Больше она не могла терпеть.
— Как я смею, вы говорите! О Господи, а я-то искренне считала себя в чем-то повинною перед вами. Я думала, вы меня невзлюбили за то, что я не рожала вам внуков. Думала, вы полагаете, будто я отнимаю у вас Людовика — оттого и не любите меня самое… Сколько раз мне хотелось пасть к вашим ногам, взять ваши руки — вот как я сделала это сейчас — и сказать: «О, мадам! Мы же обе любим его, обе им больше всего на свете дорожим — так отчего же нам ссориться?» Но я боялась, я робела, стыдилась какой-то вины перед вами, о которой не знала сама. А не было во мне вины! Была только ваша гордыня и ревность — да, ваше величество, жгучая ревность женщины к женщине и желание властвовать безраздельно над тем, кого вы почитаете своим и ничьим больше — вот что вами движет, Бланка Кастильская! Пока вы растили его, вы привыкли себя считать его владычицей, королевой.
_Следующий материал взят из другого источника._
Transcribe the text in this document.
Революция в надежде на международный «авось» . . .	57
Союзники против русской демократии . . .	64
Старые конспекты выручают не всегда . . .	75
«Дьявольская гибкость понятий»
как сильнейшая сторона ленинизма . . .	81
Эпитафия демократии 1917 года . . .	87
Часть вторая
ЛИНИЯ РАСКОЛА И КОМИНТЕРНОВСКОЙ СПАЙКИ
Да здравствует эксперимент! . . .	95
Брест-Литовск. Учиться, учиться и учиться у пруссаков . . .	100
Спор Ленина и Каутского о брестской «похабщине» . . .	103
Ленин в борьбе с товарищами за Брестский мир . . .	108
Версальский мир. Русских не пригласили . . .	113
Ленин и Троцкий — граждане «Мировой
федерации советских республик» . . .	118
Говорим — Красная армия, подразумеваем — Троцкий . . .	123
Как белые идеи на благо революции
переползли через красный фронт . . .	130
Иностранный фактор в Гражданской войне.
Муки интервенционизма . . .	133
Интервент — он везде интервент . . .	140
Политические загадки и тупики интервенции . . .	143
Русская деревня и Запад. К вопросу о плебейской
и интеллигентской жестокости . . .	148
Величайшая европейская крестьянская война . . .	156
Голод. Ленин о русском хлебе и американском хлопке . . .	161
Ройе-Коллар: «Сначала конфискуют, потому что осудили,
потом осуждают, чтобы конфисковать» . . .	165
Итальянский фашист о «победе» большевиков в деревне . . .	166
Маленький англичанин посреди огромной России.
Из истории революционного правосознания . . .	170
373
Но вы не его королева больше, вот уже десять лет как нет, мадам. Десять лет как у него есть другая королева, своя! И за это вы меня ненавидите!
— Королева? Ты? — с бесконечным презрением сказала Бланка, кривя губы и глядя на Маргариту так, будто и впрямь пред нею была ползучая гадина или наглая рыжая потаскуха, бесстыже раскинувшаяся голой посреди кровати. — Вот в чем все дело? Хочешь быть королевой — впрочем, я так и знала. Но я скажу тебе, милочка, что ты такая же королева, как дворцовая бельевщица. Только одна королева может быть во Франции, только одна, слышишь? И пока я жива, не тебе ею быть!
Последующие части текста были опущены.